Schöne Bearbeitung eines ewig gleichen Themas: Mutter-Tochter Beziehung. Gar nicht so einfach, wenn man zu Lebzeiten es nicht geschafft hat, nun, nach dem Tod der Mutter den Zugang zu ihr zu finden. Und doch muss die Ich-Erzählerin im Buch genau das tun. Nach einer glücklichen Kindheit ohne finanzielle Sorgen, bricht der zweite Weltkrieg aus, die Kindheit ist schlagartig vorbei. Kriegs- und Nachkriegsjahre der Mutter werden in Fragmenten wiedergegeben, in loser Chronologie, manchmal wird vorgegriffen, andere Male werden ausgelassene Schlüsselmomente im Leben der Mutter nachgereicht. Das macht das Lesen nicht ganz einfach, aber spannend. Letztendlich erhalten wir ein Bild der Mutter, Puzzlestück für Puzzlestück fügt sich zusammen, wir und mit uns auch die Tochter beginnen die Mutter zu verstehen und auch zu schätzen. Die Mutter weiß was ihr Vater, ein charismatischer Mann seinem ältesten Sohn Bruno angetan hat, trotzdem lässt die Mutter die tiefe und innige Freundschaft und Liebe zwischen ihrer Tochter und ihrem Vater – Großvater zu. Ihre Tochter liebt ihren Großvater, führt mit ihm eine rege Korrespondenz, in den Ferien folgt sie ihm auf Schritt und Tritt, erlebt wunderschöne Momente.
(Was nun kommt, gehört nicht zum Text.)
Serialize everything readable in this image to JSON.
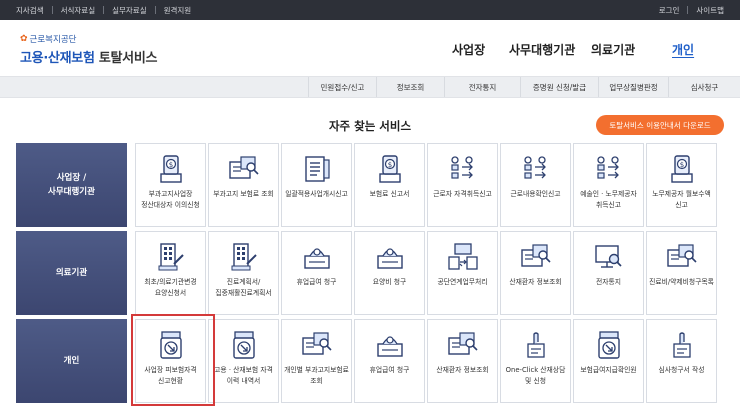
{
  "topbar": {
    "left_links": [
      "지사검색",
      "서식자료실",
      "실무자료실",
      "원격지원"
    ],
    "right_links": [
      "로그인",
      "사이트맵"
    ]
  },
  "logo": {
    "subtitle": "근로복지공단",
    "title_part1": "고용·산재보험",
    "title_part2": "토탈서비스"
  },
  "gnb": [
    "사업장",
    "사무대행기관",
    "의료기관",
    "개인"
  ],
  "submenu": [
    "민원접수/신고",
    "정보조회",
    "전자통지",
    "증명원 신청/발급",
    "업무상질병판정",
    "심사청구"
  ],
  "section": {
    "title": "자주 찾는 서비스",
    "download_button": "토탈서비스 이용안내서 다운로드"
  },
  "rows": [
    {
      "label": "사업장 /\n사무대행기관",
      "items": [
        {
          "icon": "money-bag-icon",
          "label": "부과고지사업장 정산대상자 이의신청"
        },
        {
          "icon": "card-search-icon",
          "label": "부과고지 보험료 조회"
        },
        {
          "icon": "document-list-icon",
          "label": "일괄적용사업개시신고"
        },
        {
          "icon": "money-bag-icon",
          "label": "보험료 신고서"
        },
        {
          "icon": "people-transfer-icon",
          "label": "근로자 자격취득신고"
        },
        {
          "icon": "people-transfer-icon",
          "label": "근로내용확인신고"
        },
        {
          "icon": "people-transfer-icon",
          "label": "예술인 · 노무제공자 취득신고"
        },
        {
          "icon": "money-bag-icon",
          "label": "노무제공자 월보수액 신고"
        }
      ]
    },
    {
      "label": "의료기관",
      "items": [
        {
          "icon": "calculator-doc-icon",
          "label": "최초/의료기관변경 요양신청서"
        },
        {
          "icon": "calculator-doc-icon",
          "label": "진료계획서/집중재활진료계획서"
        },
        {
          "icon": "cash-box-icon",
          "label": "휴업급여 청구"
        },
        {
          "icon": "cash-box-icon",
          "label": "요양비 청구"
        },
        {
          "icon": "exchange-doc-icon",
          "label": "공단연계업무처리"
        },
        {
          "icon": "card-search-icon",
          "label": "산재환자 정보조회"
        },
        {
          "icon": "monitor-search-icon",
          "label": "전자통지"
        },
        {
          "icon": "card-search-icon",
          "label": "진료비/약제비청구목록"
        }
      ]
    },
    {
      "label": "개인",
      "items": [
        {
          "icon": "download-doc-icon",
          "label": "사업장 피보험자격 신고현황"
        },
        {
          "icon": "download-doc-icon",
          "label": "고용 · 산재보험 자격 이력 내역서"
        },
        {
          "icon": "card-search-icon",
          "label": "개인별 부과고지보험료 조회"
        },
        {
          "icon": "cash-box-icon",
          "label": "휴업급여 청구"
        },
        {
          "icon": "card-search-icon",
          "label": "산재환자 정보조회"
        },
        {
          "icon": "touch-doc-icon",
          "label": "One-Click 산재상담 및 신청"
        },
        {
          "icon": "download-doc-icon",
          "label": "보험급여지급확인원"
        },
        {
          "icon": "touch-doc-icon",
          "label": "심사청구서 작성"
        }
      ]
    }
  ],
  "highlighted_item": "사업장 피보험자격 신고현황"
}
Nun ist die Mutter gestorben, es kam nie zu einer Aussprache zwischen Mutter und Tochter, warum die Mutter nie richtige Nähe zur Tochter zugelassen hat, wie viele Familiengeheimnisse in Mehlsack in Ostpreußen und Augustenruh in Mecklenburg-Vorpommern. In mühsamer Kleinarbeit und in Gesprächen mit Personen, die die Mutter kannten, aber auch aus Erzählungen der Mutter erfährt die Tochter nach und nach all die schönen, aber auch schmerzhaften und schrecklichen Ereignisse aus dem Leben der Mutter. Die Tochter entschließt sich die Geschichte der Mutter aufzuschreiben, vielleicht als Zeichen der posthumen Versöhnung mit der Mutter, aber auch damit ihre Mutter „Spuren hinterlassen“ kann und „um die Dinge in Einklang zu bringen“. (S. 70)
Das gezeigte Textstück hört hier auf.